The Dolle’s sign – past and future
Is life just a box of popcorn? Life on the Boardwalk was watched over by a big red-orange sign, a beacon of Rehoboth Beach as you rode into town, growing ever larger as you scored a parking spot. I've been looking at it and painting it for years, surreptitiously searching the tops of the trash cans for the iconic black and white popcorn boxes for my collages.
My childhood friend Georgeanne and I planned our Boardwalk maneuvers under the golden light of Dolle’s eaves on starry hot moonlit nights, the bins of taffy glowing in the background. We ran around, pausing only for a drink from the water fountain which stood there as a sentinel. The same as always. Having been erected there after the storm of '62, the Dolle’s sign has looked down on many changes. Brown weathered wooden benches became freshly painted white ones that glow at night.
There was once a boardwalk that we could crawl under and treasure hunt for coins that fell through the cracks between the boards. Now there are protective dunes and seagrass right up to the edge. You must stand tall to see the blue sea and crashing waves, along with faraway ships blinking in the nighttime darkness.

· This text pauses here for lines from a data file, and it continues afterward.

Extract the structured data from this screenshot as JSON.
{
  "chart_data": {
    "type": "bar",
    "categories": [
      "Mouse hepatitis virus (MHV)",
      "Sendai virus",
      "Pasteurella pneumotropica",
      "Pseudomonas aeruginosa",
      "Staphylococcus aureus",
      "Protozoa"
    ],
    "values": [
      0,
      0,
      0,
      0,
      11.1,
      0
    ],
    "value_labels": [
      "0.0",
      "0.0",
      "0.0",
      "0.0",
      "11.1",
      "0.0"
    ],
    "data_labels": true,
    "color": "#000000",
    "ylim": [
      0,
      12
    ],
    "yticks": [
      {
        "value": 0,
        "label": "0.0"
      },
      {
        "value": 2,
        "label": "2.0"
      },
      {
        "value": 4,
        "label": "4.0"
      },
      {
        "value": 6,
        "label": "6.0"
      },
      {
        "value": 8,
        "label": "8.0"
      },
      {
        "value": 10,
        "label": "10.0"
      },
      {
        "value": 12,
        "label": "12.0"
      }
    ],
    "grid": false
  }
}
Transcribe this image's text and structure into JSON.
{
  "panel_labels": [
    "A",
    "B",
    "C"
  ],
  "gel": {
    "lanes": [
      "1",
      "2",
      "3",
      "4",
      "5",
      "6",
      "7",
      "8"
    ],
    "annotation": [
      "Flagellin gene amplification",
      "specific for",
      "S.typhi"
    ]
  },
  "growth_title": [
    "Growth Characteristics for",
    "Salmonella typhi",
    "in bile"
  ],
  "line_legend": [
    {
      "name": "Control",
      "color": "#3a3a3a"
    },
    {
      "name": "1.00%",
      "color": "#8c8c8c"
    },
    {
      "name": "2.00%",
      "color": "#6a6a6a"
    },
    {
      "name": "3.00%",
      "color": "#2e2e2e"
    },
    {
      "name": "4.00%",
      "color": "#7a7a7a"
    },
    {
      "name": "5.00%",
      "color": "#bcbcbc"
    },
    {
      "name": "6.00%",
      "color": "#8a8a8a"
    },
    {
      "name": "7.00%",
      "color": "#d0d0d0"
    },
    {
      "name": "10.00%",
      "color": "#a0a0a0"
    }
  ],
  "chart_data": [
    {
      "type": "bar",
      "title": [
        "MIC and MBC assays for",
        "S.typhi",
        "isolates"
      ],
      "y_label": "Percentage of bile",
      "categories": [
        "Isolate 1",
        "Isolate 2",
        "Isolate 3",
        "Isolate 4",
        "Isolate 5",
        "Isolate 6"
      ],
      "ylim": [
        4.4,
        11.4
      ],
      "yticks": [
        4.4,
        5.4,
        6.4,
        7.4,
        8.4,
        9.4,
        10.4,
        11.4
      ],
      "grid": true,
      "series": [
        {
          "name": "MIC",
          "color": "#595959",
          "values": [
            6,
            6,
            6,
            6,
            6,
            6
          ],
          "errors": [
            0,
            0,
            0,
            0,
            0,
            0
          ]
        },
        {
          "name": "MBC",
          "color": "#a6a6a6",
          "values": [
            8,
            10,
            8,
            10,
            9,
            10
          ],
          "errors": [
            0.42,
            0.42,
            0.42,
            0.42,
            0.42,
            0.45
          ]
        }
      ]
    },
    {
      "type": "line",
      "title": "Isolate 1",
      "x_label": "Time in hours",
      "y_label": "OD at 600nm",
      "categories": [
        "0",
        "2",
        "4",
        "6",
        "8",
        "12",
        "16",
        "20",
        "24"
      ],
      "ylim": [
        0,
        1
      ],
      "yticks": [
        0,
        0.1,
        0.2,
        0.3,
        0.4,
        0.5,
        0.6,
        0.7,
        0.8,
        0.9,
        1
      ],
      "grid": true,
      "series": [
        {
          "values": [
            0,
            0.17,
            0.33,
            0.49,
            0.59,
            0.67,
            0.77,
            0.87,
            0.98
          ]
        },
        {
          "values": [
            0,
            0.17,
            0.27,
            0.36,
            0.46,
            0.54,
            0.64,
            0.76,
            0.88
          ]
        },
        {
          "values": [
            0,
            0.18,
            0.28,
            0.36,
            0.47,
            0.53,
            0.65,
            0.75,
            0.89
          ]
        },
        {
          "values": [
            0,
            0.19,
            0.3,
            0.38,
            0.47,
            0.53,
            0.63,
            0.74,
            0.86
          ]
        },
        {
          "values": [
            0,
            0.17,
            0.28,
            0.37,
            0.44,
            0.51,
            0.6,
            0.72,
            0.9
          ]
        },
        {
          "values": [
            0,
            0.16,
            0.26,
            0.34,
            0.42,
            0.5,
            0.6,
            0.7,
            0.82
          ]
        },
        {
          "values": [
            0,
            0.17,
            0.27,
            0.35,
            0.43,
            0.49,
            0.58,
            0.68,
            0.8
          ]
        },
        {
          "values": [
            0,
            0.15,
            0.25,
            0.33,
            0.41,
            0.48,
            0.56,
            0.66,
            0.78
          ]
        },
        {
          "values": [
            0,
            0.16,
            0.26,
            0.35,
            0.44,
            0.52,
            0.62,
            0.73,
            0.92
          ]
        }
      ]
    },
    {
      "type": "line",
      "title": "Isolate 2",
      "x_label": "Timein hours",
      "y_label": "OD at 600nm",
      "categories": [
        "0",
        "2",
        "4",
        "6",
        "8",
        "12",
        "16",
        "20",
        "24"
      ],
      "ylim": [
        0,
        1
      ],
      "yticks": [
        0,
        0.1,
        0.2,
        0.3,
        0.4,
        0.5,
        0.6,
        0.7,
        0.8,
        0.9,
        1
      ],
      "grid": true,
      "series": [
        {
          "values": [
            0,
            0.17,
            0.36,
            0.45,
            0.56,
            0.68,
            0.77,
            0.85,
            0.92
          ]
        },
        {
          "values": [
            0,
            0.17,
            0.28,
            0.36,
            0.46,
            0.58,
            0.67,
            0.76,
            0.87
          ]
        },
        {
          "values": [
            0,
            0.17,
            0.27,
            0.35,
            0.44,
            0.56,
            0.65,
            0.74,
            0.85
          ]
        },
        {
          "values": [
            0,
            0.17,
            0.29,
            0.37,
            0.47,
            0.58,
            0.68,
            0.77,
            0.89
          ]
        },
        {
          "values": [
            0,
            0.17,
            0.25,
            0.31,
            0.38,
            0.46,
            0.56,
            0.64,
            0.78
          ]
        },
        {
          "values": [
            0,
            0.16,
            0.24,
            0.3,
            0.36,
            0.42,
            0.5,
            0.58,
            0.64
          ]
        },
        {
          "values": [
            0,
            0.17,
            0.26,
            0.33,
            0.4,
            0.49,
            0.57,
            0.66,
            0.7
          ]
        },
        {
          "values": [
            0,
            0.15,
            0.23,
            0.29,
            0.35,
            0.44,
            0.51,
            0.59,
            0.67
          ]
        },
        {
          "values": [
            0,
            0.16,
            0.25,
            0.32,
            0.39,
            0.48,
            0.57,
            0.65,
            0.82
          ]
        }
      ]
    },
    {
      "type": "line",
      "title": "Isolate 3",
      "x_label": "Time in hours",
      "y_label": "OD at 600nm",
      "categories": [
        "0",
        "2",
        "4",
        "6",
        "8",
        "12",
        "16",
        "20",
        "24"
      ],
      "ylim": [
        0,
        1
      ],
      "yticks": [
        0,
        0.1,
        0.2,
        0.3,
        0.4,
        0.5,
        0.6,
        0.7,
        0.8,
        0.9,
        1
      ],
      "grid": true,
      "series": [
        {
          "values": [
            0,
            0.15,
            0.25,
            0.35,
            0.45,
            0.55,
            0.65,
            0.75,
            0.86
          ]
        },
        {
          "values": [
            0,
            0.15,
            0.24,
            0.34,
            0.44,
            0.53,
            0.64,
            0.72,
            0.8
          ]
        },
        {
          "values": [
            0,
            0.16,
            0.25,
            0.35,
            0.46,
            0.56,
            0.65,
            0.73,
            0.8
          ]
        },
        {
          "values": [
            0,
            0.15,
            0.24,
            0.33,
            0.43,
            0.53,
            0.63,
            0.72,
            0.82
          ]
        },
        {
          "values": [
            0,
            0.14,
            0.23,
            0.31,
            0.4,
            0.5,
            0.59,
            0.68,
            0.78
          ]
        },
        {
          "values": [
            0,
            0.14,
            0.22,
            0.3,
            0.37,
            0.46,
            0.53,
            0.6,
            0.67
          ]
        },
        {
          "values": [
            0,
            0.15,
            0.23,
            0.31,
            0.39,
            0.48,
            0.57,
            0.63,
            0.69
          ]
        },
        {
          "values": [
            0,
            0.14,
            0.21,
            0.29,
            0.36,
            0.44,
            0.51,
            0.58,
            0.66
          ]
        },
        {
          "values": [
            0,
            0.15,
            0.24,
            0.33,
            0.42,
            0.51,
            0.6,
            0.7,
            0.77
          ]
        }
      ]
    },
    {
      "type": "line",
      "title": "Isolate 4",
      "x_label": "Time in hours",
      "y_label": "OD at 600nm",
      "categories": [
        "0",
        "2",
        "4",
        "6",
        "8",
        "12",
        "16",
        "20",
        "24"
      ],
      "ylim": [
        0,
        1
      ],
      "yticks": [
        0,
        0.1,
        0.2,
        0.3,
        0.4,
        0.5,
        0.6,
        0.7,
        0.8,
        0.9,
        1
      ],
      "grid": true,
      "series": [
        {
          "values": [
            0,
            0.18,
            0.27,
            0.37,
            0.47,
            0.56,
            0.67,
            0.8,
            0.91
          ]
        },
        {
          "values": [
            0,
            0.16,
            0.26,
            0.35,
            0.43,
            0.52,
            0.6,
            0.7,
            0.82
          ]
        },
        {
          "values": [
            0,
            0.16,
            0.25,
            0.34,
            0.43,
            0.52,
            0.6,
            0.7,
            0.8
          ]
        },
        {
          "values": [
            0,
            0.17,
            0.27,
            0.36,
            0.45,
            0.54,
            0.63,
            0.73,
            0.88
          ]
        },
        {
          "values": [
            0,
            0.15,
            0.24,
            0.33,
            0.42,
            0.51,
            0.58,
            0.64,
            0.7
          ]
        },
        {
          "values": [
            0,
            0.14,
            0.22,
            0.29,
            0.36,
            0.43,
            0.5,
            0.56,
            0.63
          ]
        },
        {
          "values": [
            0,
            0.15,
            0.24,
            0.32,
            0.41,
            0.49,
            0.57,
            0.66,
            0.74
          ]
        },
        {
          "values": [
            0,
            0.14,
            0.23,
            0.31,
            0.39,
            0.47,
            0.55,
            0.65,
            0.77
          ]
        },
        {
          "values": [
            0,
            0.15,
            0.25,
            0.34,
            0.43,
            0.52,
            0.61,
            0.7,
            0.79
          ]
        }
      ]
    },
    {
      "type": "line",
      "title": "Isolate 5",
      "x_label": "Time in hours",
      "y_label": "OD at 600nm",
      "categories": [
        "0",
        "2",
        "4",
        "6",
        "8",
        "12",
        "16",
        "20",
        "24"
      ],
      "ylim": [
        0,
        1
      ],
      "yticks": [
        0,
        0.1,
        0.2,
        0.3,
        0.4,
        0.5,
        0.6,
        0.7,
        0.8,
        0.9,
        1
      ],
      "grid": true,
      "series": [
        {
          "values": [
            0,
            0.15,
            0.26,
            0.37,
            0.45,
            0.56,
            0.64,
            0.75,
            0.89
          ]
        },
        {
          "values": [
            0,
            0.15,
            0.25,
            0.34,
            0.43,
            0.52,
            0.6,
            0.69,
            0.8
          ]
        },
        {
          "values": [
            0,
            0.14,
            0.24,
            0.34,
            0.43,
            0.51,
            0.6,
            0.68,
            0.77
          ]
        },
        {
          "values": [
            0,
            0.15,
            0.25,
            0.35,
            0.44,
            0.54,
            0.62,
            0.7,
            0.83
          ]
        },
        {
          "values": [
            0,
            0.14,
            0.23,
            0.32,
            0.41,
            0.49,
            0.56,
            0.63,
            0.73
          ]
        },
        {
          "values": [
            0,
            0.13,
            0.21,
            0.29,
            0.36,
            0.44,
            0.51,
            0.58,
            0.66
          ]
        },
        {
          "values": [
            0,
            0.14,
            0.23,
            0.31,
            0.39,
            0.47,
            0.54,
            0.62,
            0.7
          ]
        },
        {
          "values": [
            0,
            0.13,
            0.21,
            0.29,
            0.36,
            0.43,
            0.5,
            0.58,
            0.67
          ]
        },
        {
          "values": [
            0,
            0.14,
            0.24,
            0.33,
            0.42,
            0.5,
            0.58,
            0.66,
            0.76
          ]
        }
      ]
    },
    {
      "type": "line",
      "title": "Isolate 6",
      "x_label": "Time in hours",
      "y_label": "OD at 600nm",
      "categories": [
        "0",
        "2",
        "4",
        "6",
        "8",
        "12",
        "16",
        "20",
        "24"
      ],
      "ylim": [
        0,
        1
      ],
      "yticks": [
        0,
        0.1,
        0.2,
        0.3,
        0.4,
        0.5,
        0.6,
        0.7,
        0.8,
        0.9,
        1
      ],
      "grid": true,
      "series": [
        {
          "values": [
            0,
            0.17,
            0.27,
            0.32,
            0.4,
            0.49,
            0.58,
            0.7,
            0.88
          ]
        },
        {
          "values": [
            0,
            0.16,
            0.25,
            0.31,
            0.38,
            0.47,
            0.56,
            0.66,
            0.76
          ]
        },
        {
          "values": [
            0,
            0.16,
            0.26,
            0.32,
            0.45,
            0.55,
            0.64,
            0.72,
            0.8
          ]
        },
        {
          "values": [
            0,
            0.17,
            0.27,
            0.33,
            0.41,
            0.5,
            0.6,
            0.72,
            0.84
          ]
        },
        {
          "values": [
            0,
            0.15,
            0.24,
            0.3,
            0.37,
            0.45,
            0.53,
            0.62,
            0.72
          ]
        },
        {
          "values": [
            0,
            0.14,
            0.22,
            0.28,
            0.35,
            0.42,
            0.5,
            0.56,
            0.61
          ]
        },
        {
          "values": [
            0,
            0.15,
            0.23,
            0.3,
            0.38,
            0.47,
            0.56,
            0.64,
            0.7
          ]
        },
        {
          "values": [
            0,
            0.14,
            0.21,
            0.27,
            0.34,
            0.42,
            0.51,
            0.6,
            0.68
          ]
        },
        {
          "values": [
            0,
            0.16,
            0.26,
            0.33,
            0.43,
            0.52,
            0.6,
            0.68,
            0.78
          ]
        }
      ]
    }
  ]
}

The landscape has changed, and so has the Boardwalk dress code from long ago. My father used to wear a seersucker suit, and my mother wore her Sunday best. It was like a town square. Local townspeople would congregate, exchanging news. Exotic travelers from the "ferry" would parade past the bench-filling audience.
Funland is still there, the monument of familiarity – the sound of the rides, and the sparking bumper cars along with the smell of their greasy black floor that still fills the air. The Sea Dragon still sways, filled with screaming thrill seekers. Of course, the focal point is still the ornate merry-go-round moving slowly round and round, like the years that have passed.
I still savor it all, a spool of green tickets clutched in my hand, now for grandchildren. I'll tell them of my childhood days at our summer cottage by the pier in Dewey Beach. It was like that old movie, "The Summer of '42." Crabbing and running around the dunes by day, and turning our big finned woody station wagon toward the big red Dolle’s sign at night.
I suppose that it's coming down eventually from its present place of honor against a blazing cerulean blue sky or stormy clouds. A fresh wave of tourists and locals will grow familiar with its new home just down the street, the hungry sea gulls squawking and lurching for a popcorn prize the same as always.
That big red sign – it's been good to me!